"We are jointly confirming that Up Late will not continue on MSNBC," the network said in a statement. "We wish Alec all the best."
While this is probably just a minor career setback for Baldwin, what does it mean for all the people who MSNBC hired to work on the show? Is it back to square one now? The network heavily recruited for the show, placing ads for multiple positions, including a video producer and a segment producer. Will they be shuffled around and given other homes at the network, or will they be joining the unemployment line? Six weeks may not even be enough time for the first round of paychecks to clear.
Though six weeks — only four of which were actually on the air — doesn't seem long for a TV show, Baldwin still managed to best several other short-lived programs. The attempted TV reboot of Charlie's Angels, which starred Minka Kelly, made it four episodes before getting cancelled. A reality show about David Hasselhoff and his wacky family lasted two episodes (which both aired on the same night!) before being banished to TV purgatory.
And, talk shows are a risky gambit, even for people who are already famous. Chevy Chase's late-night talk show held out for five weeks before being cancelled in 1993, while Fran Drescher only held out for four episodes before being pulled.
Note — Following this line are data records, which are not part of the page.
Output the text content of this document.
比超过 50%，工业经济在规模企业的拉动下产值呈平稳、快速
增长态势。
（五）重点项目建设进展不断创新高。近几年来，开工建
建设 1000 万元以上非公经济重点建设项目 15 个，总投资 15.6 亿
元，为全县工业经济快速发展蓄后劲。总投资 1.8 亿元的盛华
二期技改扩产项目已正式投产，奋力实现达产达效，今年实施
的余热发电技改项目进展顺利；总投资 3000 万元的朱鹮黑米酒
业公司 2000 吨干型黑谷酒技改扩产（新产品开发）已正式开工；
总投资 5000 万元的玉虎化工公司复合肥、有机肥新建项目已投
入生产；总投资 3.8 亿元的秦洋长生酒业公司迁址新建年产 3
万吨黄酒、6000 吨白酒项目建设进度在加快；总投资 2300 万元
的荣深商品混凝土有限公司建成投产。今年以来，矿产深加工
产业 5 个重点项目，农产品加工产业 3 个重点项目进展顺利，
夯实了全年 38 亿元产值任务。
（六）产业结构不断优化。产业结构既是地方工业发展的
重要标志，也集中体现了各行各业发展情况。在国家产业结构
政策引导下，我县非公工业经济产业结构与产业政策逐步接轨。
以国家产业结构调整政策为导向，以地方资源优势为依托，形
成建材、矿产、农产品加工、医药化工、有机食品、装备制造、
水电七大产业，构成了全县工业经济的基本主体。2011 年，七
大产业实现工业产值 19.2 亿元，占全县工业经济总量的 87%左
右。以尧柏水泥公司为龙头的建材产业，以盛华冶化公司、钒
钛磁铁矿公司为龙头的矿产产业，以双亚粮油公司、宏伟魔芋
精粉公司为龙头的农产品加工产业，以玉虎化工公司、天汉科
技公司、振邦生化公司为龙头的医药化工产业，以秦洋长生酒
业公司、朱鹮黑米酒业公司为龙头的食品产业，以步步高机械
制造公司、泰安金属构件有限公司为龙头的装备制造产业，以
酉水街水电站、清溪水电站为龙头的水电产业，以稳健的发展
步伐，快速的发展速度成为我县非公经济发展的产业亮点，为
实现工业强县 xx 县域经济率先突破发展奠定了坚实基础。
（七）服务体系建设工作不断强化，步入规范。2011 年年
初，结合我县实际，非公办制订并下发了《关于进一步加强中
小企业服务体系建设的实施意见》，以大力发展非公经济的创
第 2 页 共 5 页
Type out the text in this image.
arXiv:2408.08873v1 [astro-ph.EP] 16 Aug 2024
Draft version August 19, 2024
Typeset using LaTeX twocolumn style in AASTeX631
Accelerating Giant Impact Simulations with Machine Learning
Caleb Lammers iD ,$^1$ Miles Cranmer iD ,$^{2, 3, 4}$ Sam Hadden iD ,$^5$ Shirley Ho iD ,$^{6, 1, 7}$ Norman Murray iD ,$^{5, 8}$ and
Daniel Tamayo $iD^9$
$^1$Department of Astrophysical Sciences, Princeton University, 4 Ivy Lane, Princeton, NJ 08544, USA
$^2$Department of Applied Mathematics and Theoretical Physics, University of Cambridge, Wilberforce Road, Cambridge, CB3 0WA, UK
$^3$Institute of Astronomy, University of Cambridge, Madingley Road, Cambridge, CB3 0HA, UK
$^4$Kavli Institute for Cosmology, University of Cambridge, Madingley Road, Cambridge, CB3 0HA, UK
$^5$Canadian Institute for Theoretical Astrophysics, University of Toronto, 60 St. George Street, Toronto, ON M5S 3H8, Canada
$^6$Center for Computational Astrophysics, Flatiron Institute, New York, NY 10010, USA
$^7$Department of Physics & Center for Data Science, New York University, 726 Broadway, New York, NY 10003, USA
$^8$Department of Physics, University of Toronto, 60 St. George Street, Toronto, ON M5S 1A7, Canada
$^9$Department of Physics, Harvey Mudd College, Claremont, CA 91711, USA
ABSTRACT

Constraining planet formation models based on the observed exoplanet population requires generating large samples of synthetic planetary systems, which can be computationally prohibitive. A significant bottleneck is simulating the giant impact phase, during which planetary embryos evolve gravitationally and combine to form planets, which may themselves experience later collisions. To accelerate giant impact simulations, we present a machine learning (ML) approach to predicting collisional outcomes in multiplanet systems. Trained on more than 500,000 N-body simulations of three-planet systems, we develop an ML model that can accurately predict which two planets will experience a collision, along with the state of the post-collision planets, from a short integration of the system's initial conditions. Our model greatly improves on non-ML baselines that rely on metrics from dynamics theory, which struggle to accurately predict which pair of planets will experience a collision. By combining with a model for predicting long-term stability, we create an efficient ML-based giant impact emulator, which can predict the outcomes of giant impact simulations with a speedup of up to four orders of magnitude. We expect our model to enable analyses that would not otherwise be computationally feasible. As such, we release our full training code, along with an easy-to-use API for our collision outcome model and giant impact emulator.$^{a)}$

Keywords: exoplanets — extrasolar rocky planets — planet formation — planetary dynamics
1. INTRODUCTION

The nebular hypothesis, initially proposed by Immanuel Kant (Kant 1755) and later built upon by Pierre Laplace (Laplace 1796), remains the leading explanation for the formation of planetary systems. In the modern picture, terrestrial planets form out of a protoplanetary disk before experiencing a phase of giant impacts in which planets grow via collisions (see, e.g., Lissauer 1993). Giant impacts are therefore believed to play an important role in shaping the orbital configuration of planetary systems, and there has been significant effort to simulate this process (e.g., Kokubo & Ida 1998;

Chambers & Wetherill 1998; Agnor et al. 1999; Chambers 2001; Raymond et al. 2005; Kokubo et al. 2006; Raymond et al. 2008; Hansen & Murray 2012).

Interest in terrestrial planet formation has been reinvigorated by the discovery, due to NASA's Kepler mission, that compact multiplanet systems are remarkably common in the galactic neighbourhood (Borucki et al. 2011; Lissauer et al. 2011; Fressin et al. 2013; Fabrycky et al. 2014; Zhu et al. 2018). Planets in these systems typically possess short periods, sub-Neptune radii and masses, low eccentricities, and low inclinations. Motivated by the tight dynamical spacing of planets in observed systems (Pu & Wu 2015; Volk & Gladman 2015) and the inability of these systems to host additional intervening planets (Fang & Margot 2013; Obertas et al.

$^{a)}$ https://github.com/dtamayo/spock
Earlier this year, Kris Jenner had a six-week trial run for her self-titled talk show, but despite the world premiere of a baby North West photo, the momager couldn't keep her show on the air.
Luckily for Baldwin, he's got a woman to support him. His wife, Hilaria, a former yoga instructor, is now a correspondent for Extra. Considering he just threatened to give up his career completely, it looks like he'll be free to stay home with the couple's newborn daughter.